Each example will: - Create sample data - Build a complete pipeline - Execute the pipeline - Display results and analytics - Show performance metrics - Clean up resources

Learning Path

Beginner

  1. Start with hello_world.py for the simplest possible example

  2. Try step_by_step_debugging.py to understand basic concepts

  3. Run ecommerce_analytics.py to see a complete business pipeline

Intermediate

  1. Modify the examples to use your own data

  2. Experiment with different validation rules

  3. Try different execution modes (incremental, full refresh)

  4. Add custom transformations

Advanced

  1. Implement custom validation functions

  2. Add complex Silver-to-Silver dependencies

  3. Optimize for performance with parallel execution

  4. Integrate with your existing data infrastructure

Customizing Examples

Using Your Own Data

Replace the sample data creation with your own data:

# Instead of create_sample_data(spark)
your_df = spark.read.parquet("path/to/your/data.parquet")

# Use in pipeline
result = pipeline.initial_load(bronze_sources={"your_table": your_df})

Adding Custom Transformations

def your_custom_transform(spark, bronze_df, prior_silvers):
    # Your custom logic here
    return bronze_df.withColumn("new_column", F.lit("value"))
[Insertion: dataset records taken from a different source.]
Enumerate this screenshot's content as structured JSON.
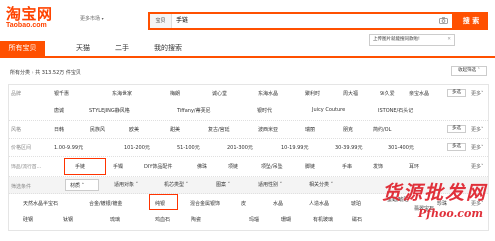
{
  "header": {
    "logo_main": "淘宝网",
    "logo_sub": "Taobao.com",
    "market_switch": "更多市场",
    "search_scope": "宝贝",
    "search_value": "手链",
    "search_button": "搜 索",
    "image_tip": "上传图片就能搜同款啦!"
  },
  "tabs": [
    "所有宝贝",
    "天猫",
    "二手",
    "我的搜索"
  ],
  "results": {
    "label": "所有分类",
    "text": "共 313.52万 件宝贝",
    "collapse": "收起筛选"
  },
  "filters": {
    "brand": {
      "label": "品牌",
      "row1": [
        "银千惠",
        "东海世家",
        "梅朗",
        "诚心堂",
        "东海水晶",
        "聚利时",
        "周大福",
        "9i久爱",
        "亲宝水晶"
      ],
      "row2": [
        "唐诚",
        "STYLEJING静风格",
        "Tiffany/蒂芙尼",
        "银时代",
        "Juicy Couture",
        "ISTONE/石头记"
      ],
      "more": "多选",
      "more2": "更多"
    },
    "style": {
      "label": "风格",
      "items": [
        "日韩",
        "民族风",
        "欧美",
        "甜美",
        "复古/宫廷",
        "波西米亚",
        "瑞丽",
        "朋克",
        "简约/OL"
      ],
      "more": "多选",
      "more2": "更多"
    },
    "price": {
      "label": "价格区间",
      "items": [
        "1.00-9.99元",
        "101-200元",
        "51-100元",
        "201-300元",
        "10-19.99元",
        "30-39.99元",
        "301-400元"
      ],
      "more": "多选",
      "more2": "更多"
    },
    "category": {
      "label": "饰品/流行首...",
      "items": [
        "手链",
        "手镯",
        "DIY饰品配件",
        "佛珠",
        "项链",
        "项坠/吊坠",
        "脚链",
        "手串",
        "发饰",
        "耳环"
      ],
      "more": "更多"
    },
    "screen": {
      "label": "筛选条件",
      "dropdowns": [
        "材质",
        "适用对象",
        "机芯类型",
        "图案",
        "适用性别",
        "相关分类"
      ]
    },
    "material": {
      "row1": [
        "天然水晶半宝石",
        "合金/镀银/镀金",
        "纯银",
        "混合金属银饰",
        "皮",
        "水晶",
        "人造水晶",
        "琥珀",
        "蜜蜡/琥珀",
        "珍珠"
      ],
      "row2": [
        "硅钢",
        "钛钢",
        "琉璃",
        "鸡血石",
        "陶瓷",
        "玛瑙",
        "珊瑚",
        "有机玻璃",
        "磁石"
      ],
      "extra": "翡翠宝石",
      "more": "更多"
    }
  },
  "watermark": {
    "main": "货源批发网",
    "sub": "Pfhoo.com"
  },
  "colors": {
    "accent": "#ff5000",
    "logo": "#ff4400",
    "highlight_box": "#ff3300"
  }
}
builder.add_silver_transform(
    name="your_step",
    source_bronze="source_table",
    transform=your_custom_transform,
    rules={"new_column": [F.col("new_column").isNotNull()]},
    table_name="your_table"
)

Custom Validation Rules

# Add complex validation rules
rules = {
    "email": [
        F.col("email").isNotNull(),
        F.col("email").rlike("^[^@]+@[^@]+\\.[^@]+$")
    ],
    "age": [
        F.col("age").isNotNull(),
        F.col("age").between(0, 120)
    ],
    "amount": [
        F.col("amount").isNotNull(),
        F.col("amount") > 0,
        F.col("amount") < 1000000
    ]
}

Troubleshooting

Common Issues

  1. Java not found: - Install Java 8+ and set JAVA_HOME environment variable

  2. Memory issues: - Increase Spark driver memory: --driver-memory 4g

  3. Delta Lake errors: - Ensure Delta Lake is properly installed: pip install delta-spark

  4. Permission errors: - Check write permissions for the warehouse directory

Getting Help

Contributing Examples

We welcome contributions! To add a new example:

  1. Create a new Python file in the examples directory

  2. Follow the naming convention: descriptive_name.py

  3. Include comprehensive docstrings and comments

  4. Add a description to this README

  5. Test the example thoroughly

  6. Submit a pull request

Example Template

#!/usr/bin/env python3
"""
Your Example Name

Brief description of what this example demonstrates.
"""

from pipeline_builder import PipelineBuilder
from pyspark.sql import SparkSession, functions as F

def main():
    """Main function to run the example."""

    print("Your Example")
    print("=" * 50)

    # Initialize Spark
    spark = SparkSession.builder \
        .appName("Your Example") \
        .master("local[*]") \
        .getOrCreate()

    try:
        # Your example code here
        pass

    except Exception as e:
        print(f"Error: {e}")
        import traceback
        traceback.print_exc()

    finally:
        # Cleanup
        spark.stop()

if __name__ == "__main__":
    main()

Happy Learning! 🚀

Start with the Hello World notebook and work your way up to advanced topics. Each example builds on the previous ones, so follow the learning path for the best experience.